The results from the published studies on the association between angiotensin-converting enzyme (ACE) insertion/deletion (I/D) gene polymorphism and the treatment response to steroid in Asian children with idiopathic nephrotic syndrome (INS) is still conflicting. This meta-analysis was performed to evaluate the relation between ACE I/D gene polymorphism and treatment response to steroid in Asian children and to explore whether ACE D allele or DD genotype could become a predictive marker for steroid responsiveness.

Methodology/Principal Findings

Association studies were identified from the databases of PubMed, Embase, Cochrane Library and CBM-disc (China Biological Medicine Database) as of September 1, 2010, and eligible investigations were synthesized using meta-analysis method.

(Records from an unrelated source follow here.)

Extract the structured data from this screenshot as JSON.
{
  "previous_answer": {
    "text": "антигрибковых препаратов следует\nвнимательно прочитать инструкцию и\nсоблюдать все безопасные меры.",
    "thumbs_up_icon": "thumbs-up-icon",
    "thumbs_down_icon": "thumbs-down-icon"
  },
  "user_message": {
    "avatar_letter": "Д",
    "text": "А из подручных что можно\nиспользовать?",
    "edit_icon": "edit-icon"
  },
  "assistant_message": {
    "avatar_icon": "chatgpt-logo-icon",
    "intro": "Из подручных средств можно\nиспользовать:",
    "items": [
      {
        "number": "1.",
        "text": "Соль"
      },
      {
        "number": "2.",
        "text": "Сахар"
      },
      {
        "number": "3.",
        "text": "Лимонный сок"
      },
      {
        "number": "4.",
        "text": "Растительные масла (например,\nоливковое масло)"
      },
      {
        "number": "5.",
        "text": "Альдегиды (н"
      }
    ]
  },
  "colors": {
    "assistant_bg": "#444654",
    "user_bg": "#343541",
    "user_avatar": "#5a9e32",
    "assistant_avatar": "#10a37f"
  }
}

Five investigations were identified for the analysis of association between ACE I/D gene polymorphism and steroid-resistant nephrotic syndrome (SRNS) risk in Asian children and seven studies were included to explore the relationship between ACE I/D gene polymorphism and steroid-sensitive nephrotic syndrome (SSNS) susceptibility. Five investigations were recruited to explore the difference of ACE I/D gene distribution between SRNS and SSNS. There was no a markedly association between D allele or DD genotype and SRNS susceptibility or SSNS risk, and the gene distribution differences of ACE between SRNS and SSNS were not statistically significant. II genotype might play a positive role against SRNS onset but not for SSNS (OR?=?0.51, P?=?0.02; OR?=?0.95, P?=?0.85; respectively), however, the result for the association of II genotype with SRNS risk was not stable.


Our results indicate that D allele or DD homozygous can't become a significant genetic molecular marker to predict the treatment response to steroid in Asian children with INS.